L’événement s’est tenu à la Salle des professeurs du lycée Ernest Boka d’Agboville, visant à sensibiliser les communautés et les organisations de la société civile. Cette initiative s’inscrit dans un effort plus large pour améliorer l’inclusion des personnes en situation de handicap dans l’éducation, un enjeu crucial en Côte d’Ivoire.

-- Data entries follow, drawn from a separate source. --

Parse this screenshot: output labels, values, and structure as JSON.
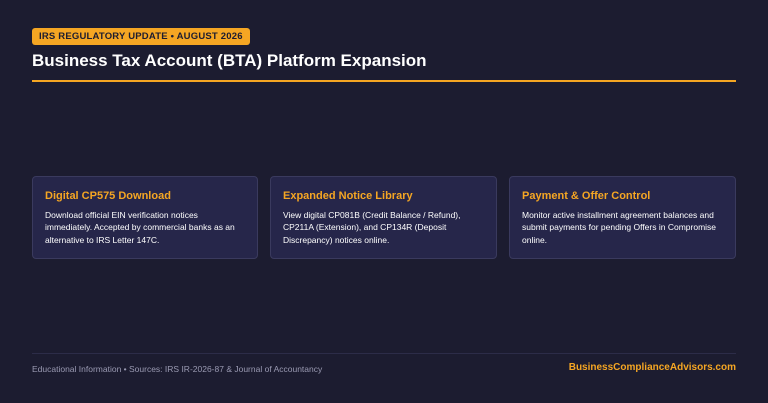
{
  "header": {
    "badge": "IRS REGULATORY UPDATE • AUGUST 2026",
    "title": "Business Tax Account (BTA) Platform Expansion"
  },
  "cards": [
    {
      "title": "Digital CP575 Download",
      "body": "Download official EIN verification notices immediately. Accepted by commercial banks as an alternative to IRS Letter 147C."
    },
    {
      "title": "Expanded Notice Library",
      "body": "View digital CP081B (Credit Balance / Refund), CP211A (Extension), and CP134R (Deposit Discrepancy) notices online."
    },
    {
      "title": "Payment & Offer Control",
      "body": "Monitor active installment agreement balances and submit payments for pending Offers in Compromise online."
    }
  ],
  "footer": {
    "sources": "Educational Information • Sources: IRS IR-2026-87 & Journal of Accountancy",
    "brand": "BusinessComplianceAdvisors.com"
  },
  "colors": {
    "background": "#1c1c30",
    "accent": "#f5a623",
    "card": "#26264a"
  }
}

“L’objectif était de contribuer à une meilleure prise en charge scolaire des enfants vivant avec un handicap sensoriel et de favoriser la réintégration des jeunes filles enceintes dans le système éducatif”, a fait savoir Kouamé Paulin, Coordonnateur du RIP-EPT.

En présence des autorités éducatives, coutumières et religieuses de la ville, des experts ont sensibilisé les participants sur l’importance de reconnaître les premiers signes de handicap auditif ou visuel et de communiquer efficacement avec ces enfants.

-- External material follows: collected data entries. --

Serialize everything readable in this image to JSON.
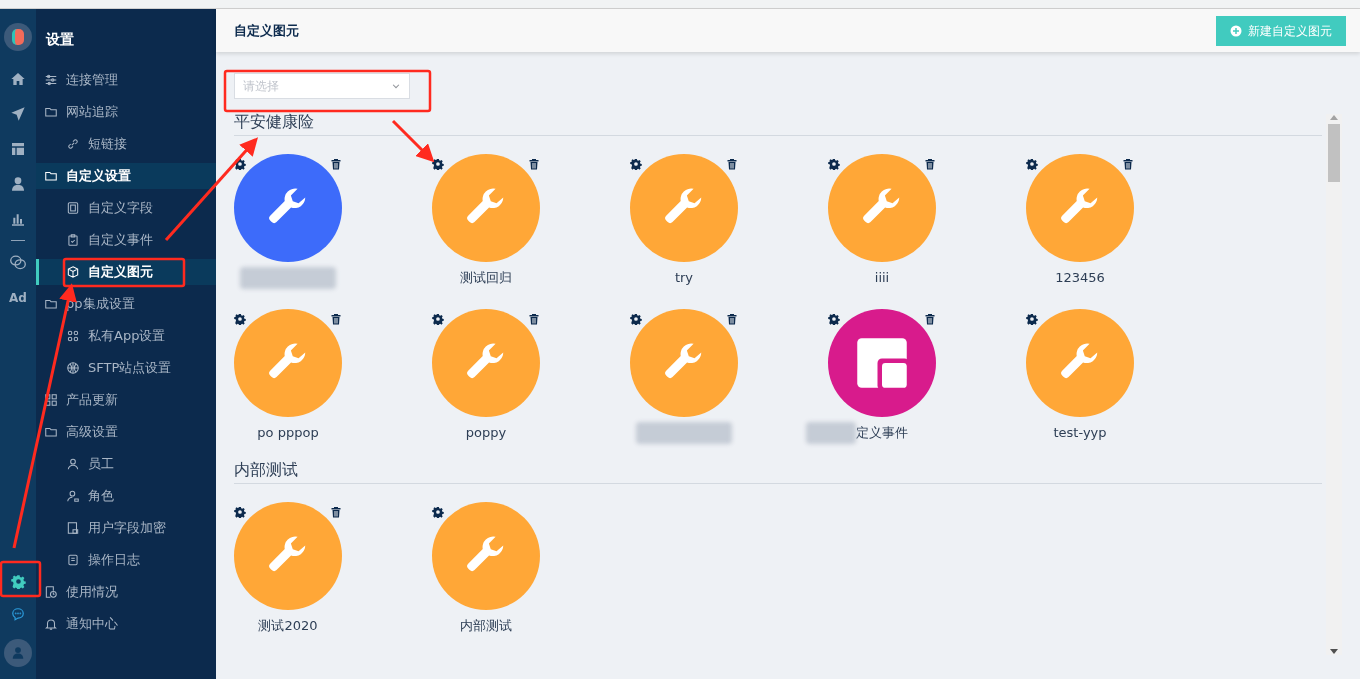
{
  "rail": {
    "items": [
      {
        "selected": false
      },
      {
        "selected": false
      },
      {
        "selected": false
      },
      {
        "selected": false
      },
      {
        "selected": false
      },
      {
        "selected": false
      },
      {
        "label": "Ad",
        "selected": false
      }
    ],
    "bottom": [
      {
        "selected": true
      },
      {
        "selected": false
      }
    ]
  },
  "sidebar": {
    "title": "设置",
    "items": [
      {
        "label": "连接管理",
        "selected": false
      },
      {
        "label": "网站追踪",
        "selected": false,
        "children": [
          {
            "label": "短链接",
            "selected": false
          }
        ]
      },
      {
        "label": "自定义设置",
        "selected": true,
        "children": [
          {
            "label": "自定义字段",
            "selected": false
          },
          {
            "label": "自定义事件",
            "selected": false
          },
          {
            "label": "自定义图元",
            "selected": true
          }
        ]
      },
      {
        "label": "pp集成设置",
        "selected": false,
        "children": [
          {
            "label": "私有App设置",
            "selected": false
          },
          {
            "label": "SFTP站点设置",
            "selected": false
          }
        ]
      },
      {
        "label": "产品更新",
        "selected": false
      },
      {
        "label": "高级设置",
        "selected": false,
        "children": [
          {
            "label": "员工",
            "selected": false
          },
          {
            "label": "角色",
            "selected": false
          },
          {
            "label": "用户字段加密",
            "selected": false
          },
          {
            "label": "操作日志",
            "selected": false
          }
        ]
      },
      {
        "label": "使用情况",
        "selected": false
      },
      {
        "label": "通知中心",
        "selected": false
      }
    ]
  },
  "header": {
    "title": "自定义图元",
    "button": "新建自定义图元"
  },
  "filter": {
    "placeholder": "请选择"
  },
  "groups": [
    {
      "title": "平安健康险",
      "items": [
        {
          "kind": "wrench",
          "color": "#3d6bfa",
          "redacted": true,
          "deletable": true
        },
        {
          "kind": "wrench",
          "color": "#ffa737",
          "label": "测试回归",
          "deletable": true
        },
        {
          "kind": "wrench",
          "color": "#ffa737",
          "label": "try",
          "deletable": true
        },
        {
          "kind": "wrench",
          "color": "#ffa737",
          "label": "iiii",
          "deletable": true
        },
        {
          "kind": "wrench",
          "color": "#ffa737",
          "label": "123456",
          "deletable": true
        },
        {
          "kind": "wrench",
          "color": "#ffa737",
          "label": "po pppop",
          "deletable": true
        },
        {
          "kind": "wrench",
          "color": "#ffa737",
          "label": "poppy",
          "deletable": true
        },
        {
          "kind": "wrench",
          "color": "#ffa737",
          "redacted": true,
          "deletable": true
        },
        {
          "kind": "layout",
          "color": "#d81b8c",
          "redacted": true,
          "label": "定义事件",
          "deletable": true
        },
        {
          "kind": "wrench",
          "color": "#ffa737",
          "label": "test-yyp",
          "deletable": false
        }
      ]
    },
    {
      "title": "内部测试",
      "items": [
        {
          "kind": "wrench",
          "color": "#ffa737",
          "label": "测试2020",
          "deletable": true
        },
        {
          "kind": "wrench",
          "color": "#ffa737",
          "label": "内部测试",
          "deletable": false
        }
      ]
    }
  ]
}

Guillaume Kouakou N’Gbra, inspecteur principal à l’Institut national supérieur de formation sociale, a souligné que la cécité n’empêche pas les enfants d’aller à l’école et qu’ils réussissent quand leur mode d’apprentissage est adapté. Il a proposé que l’État équilibre ses moyens à l’égard de tous les élèves et multiplie les structures d’accueil pour rendre le système éducatif plus inclusif.

Le Dr Tano Angoua Jean-Jacques, enseignant-chercheur à l’université Félix Houphouet Boigny, a sensibilisé sur la surdité et l’importance pour les parents d’apprendre la langue des signes pour mieux communiquer avec leurs enfants. Il a assuré que les personnes sourdes ou malentendantes peuvent réussir si elles sont bien encadrées.
Cet atelier a été salué par les participants, notamment le chef de la communauté gouro d’Agboville, qui a remercié le RIP-EPT pour cette initiative enrichissante.